Faune sauvage
Corvidés : pourquoi les agriculteurs doivent déclarer les dégâts dans la Somme
Sans signalements précis et documentés, le corbeau freux pourrait être retiré de la liste des espèces susceptibles d’occasionner des dégâts (Esod) dans le département.
Sans signalements précis et documentés, le corbeau freux pourrait être retiré de la liste des espèces susceptibles d’occasionner des dégâts (Esod) dans le département.

Dans les plaines céréalières de la Somme, le ballet des corbeaux freux au-dessus des parcelles est devenu un décor familier. Mais derrière cette image bucolique se cache une réalité économique lourde : ces oiseaux grégaires, capables de dévaster un semis en quelques heures, représentent un risque réel pour les rendements.

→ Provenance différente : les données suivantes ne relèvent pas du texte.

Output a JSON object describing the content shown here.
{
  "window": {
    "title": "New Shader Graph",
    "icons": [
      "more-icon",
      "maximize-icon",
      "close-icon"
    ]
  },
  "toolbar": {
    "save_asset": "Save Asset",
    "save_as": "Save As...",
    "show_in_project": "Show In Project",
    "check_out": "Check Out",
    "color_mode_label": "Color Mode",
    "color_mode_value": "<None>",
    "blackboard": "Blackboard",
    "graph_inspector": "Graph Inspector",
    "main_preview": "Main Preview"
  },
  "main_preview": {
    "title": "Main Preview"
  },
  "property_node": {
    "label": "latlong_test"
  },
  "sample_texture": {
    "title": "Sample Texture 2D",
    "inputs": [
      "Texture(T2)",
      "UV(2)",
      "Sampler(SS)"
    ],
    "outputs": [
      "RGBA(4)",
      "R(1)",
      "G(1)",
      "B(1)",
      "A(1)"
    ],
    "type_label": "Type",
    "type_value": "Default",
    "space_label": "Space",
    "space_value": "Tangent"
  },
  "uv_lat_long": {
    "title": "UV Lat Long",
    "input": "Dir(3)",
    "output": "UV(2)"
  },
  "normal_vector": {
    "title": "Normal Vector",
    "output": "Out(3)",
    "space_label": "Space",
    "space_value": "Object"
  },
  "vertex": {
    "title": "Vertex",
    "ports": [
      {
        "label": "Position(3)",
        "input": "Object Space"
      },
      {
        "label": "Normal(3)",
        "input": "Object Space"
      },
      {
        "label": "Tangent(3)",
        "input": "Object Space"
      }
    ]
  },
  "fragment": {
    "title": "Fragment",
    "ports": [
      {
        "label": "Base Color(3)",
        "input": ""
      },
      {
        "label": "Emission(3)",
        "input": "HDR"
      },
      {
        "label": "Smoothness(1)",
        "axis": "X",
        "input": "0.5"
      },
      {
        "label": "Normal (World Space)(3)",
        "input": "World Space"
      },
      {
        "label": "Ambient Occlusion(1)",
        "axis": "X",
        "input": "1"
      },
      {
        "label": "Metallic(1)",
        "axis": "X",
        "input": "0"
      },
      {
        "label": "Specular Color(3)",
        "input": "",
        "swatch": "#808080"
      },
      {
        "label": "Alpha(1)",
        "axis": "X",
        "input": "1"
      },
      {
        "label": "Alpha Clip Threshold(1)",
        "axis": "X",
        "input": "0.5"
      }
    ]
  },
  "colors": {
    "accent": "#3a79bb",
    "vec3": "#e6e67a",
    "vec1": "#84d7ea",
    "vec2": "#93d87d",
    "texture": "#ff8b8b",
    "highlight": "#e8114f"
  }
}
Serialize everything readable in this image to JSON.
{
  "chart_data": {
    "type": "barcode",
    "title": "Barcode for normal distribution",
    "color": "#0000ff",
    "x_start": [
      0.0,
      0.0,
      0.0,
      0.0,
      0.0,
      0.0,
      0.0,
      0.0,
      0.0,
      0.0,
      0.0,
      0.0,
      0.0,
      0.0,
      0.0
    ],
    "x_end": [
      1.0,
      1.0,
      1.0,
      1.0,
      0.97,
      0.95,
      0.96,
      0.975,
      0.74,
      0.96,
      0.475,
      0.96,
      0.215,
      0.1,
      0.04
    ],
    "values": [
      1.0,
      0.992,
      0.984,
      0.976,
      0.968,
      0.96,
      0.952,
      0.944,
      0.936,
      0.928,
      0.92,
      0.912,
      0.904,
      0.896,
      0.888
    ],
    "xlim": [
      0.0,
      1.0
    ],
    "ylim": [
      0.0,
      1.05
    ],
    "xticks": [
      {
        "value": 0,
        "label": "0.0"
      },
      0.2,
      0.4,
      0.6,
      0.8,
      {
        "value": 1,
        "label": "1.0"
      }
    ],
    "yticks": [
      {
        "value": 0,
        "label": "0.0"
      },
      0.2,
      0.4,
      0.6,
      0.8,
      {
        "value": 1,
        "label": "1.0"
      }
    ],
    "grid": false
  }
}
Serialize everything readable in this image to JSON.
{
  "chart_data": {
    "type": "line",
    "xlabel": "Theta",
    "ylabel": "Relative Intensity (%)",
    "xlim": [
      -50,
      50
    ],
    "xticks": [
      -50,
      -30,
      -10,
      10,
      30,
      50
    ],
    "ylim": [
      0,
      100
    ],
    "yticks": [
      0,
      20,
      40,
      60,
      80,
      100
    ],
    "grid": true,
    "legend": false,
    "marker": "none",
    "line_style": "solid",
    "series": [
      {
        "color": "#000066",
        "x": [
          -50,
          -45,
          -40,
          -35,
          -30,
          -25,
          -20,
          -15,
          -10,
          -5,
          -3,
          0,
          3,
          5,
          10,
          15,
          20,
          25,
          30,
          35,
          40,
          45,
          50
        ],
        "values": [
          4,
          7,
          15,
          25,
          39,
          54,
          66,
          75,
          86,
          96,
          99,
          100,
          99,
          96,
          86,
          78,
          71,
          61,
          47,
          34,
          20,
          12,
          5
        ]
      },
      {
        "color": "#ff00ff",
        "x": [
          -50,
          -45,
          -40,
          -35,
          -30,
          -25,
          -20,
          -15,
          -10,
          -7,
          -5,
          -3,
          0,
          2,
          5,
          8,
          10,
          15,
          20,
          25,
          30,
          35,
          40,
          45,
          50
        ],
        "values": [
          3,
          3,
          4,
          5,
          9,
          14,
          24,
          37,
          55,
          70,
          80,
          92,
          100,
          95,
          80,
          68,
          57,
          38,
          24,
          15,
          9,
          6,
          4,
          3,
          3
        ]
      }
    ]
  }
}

Or, c’est précisément la preuve de ces dégâts — ou leur absence — qui conditionne le maintien du classement de l’espèce parmi les Esod. Sans remontées suffisantes de la part des agriculteurs, le corbeau freux pourrait être retiré de la liste départementale, ce qui réduirait drastiquement les possibilités de régulation sur les cultures.
Esod : un statut à justifier localement
Le classement des espèces susceptibles d’occasionner des dégâts repose sur une procédure réglementaire stricte. Dans le cas du corbeau freux, espèce indigène, il relève du groupe 2, fixé pour trois ans par arrêté ministériel. Le dernier datant du 3 août 2023.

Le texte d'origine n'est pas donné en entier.